Most users won’t notice this change. If you are using a modern email client, browser, and operating system then it’s probably already using TLS 1.2, and if not, it will switch to it when other insecure TLS versions are unavailable.

But if you are using an older email client, such as Outlook 2007 or Windows Live Mail (plus many others – too many to list), you will likely be affected by this. It is important to note that both Outlook 2007 and Windows Live Mail are end of life. That means they are no longer supported by their developer any more. And anything that is end of life, you really shouldn’t be using any more. You can’t expect end of life’d software to continue to be updated and work in modern system.

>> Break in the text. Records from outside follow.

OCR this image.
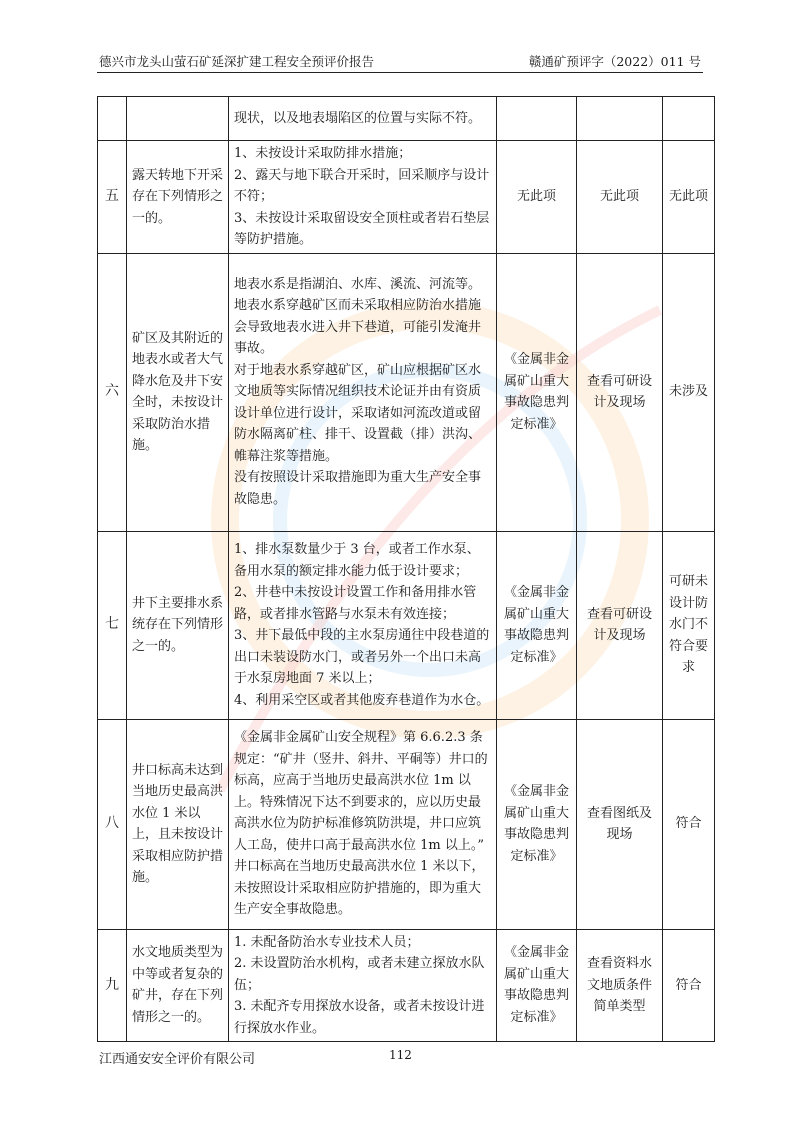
德兴市龙头山萤石矿延深扩建工程安全预评价报告	赣通矿预评字（2022）011 号

		现状，以及地表塌陷区的位置与实际不符。			

五	露天转地下开采存在下列情形之一的。	1、未按设计采取防排水措施；
2、露天与地下联合开采时，回采顺序与设计不符；
3、未按设计采取留设安全顶柱或者岩石垫层等防护措施。	无此项	无此项	无此项
六	矿区及其附近的地表水或者大气降水危及井下安全时，未按设计采取防治水措施。	地表水系是指湖泊、水库、溪流、河流等。地表水系穿越矿区而未采取相应防治水措施会导致地表水进入井下巷道，可能引发淹井事故。
对于地表水系穿越矿区，矿山应根据矿区水文地质等实际情况组织技术论证并由有资质设计单位进行设计，采取诸如河流改道或留防水隔离矿柱、排干、设置截（排）洪沟、帷幕注浆等措施。
没有按照设计采取措施即为重大生产安全事故隐患。	《金属非金属矿山重大事故隐患判定标准》	查看可研设计及现场	未涉及
七	井下主要排水系统存在下列情形之一的。	1、排水泵数量少于 3 台，或者工作水泵、备用水泵的额定排水能力低于设计要求；
2、井巷中未按设计设置工作和备用排水管路，或者排水管路与水泵未有效连接；
3、井下最低中段的主水泵房通往中段巷道的出口未装设防水门，或者另外一个出口未高于水泵房地面 7 米以上；
4、利用采空区或者其他废弃巷道作为水仓。	《金属非金属矿山重大事故隐患判定标准》	查看可研设计及现场	可研未设计防水门不符合要求
八	井口标高未达到当地历史最高洪水位 1 米以上，且未按设计采取相应防护措施。	《金属非金属矿山安全规程》第 6.6.2.3 条规定：“矿井（竖井、斜井、平硐等）井口的标高，应高于当地历史最高洪水位 1m 以上。特殊情况下达不到要求的，应以历史最高洪水位为防护标准修筑防洪堤，井口应筑人工岛，使井口高于最高洪水位 1m 以上。”
井口标高在当地历史最高洪水位 1 米以下，未按照设计采取相应防护措施的，即为重大生产安全事故隐患。	《金属非金属矿山重大事故隐患判定标准》	查看图纸及现场	符合
九	水文地质类型为中等或者复杂的矿井，存在下列情形之一的。	1. 未配备防治水专业技术人员；
2. 未设置防治水机构，或者未建立探放水队伍；
3. 未配齐专用探放水设备，或者未按设计进行探放水作业。	《金属非金属矿山重大事故隐患判定标准》	查看资料水文地质条件简单类型	符合
江西通安安全评价有限公司	112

It just doesn’t work that way.

So if you encounter an issue checking or sending out mail – consider the email client that you are using and if it is up to date and being kept up to date. If it’s end of life, then you really need to switch to a modern email client and/or operating system.

This will only affect you if you use one of these email client AND use secure mail settings. You can continue to use your old email client, you just can’t use secure settings – but we don’t recommend doing that. The best solution is to update to a modern email client or operating system.

We recommend Thunderbird, although any modern email client should be sufficient:

https://www.thunderbird.net

Additionally, you can use webmail to log into your email accounts. Simply point your browser to:

http://yourdomain.com/webmail

Enter the email address you want to check as the username and the password is that email account’s corresponding password. (Replace yourdomain.com with your actual domain name you have hosted with us).

All of this is being done with an object of making the Internet more secure. The Internet cannot be secure if insecure protocols and system are allowed to continue to operate. All of those insecurities will eventually be phased out.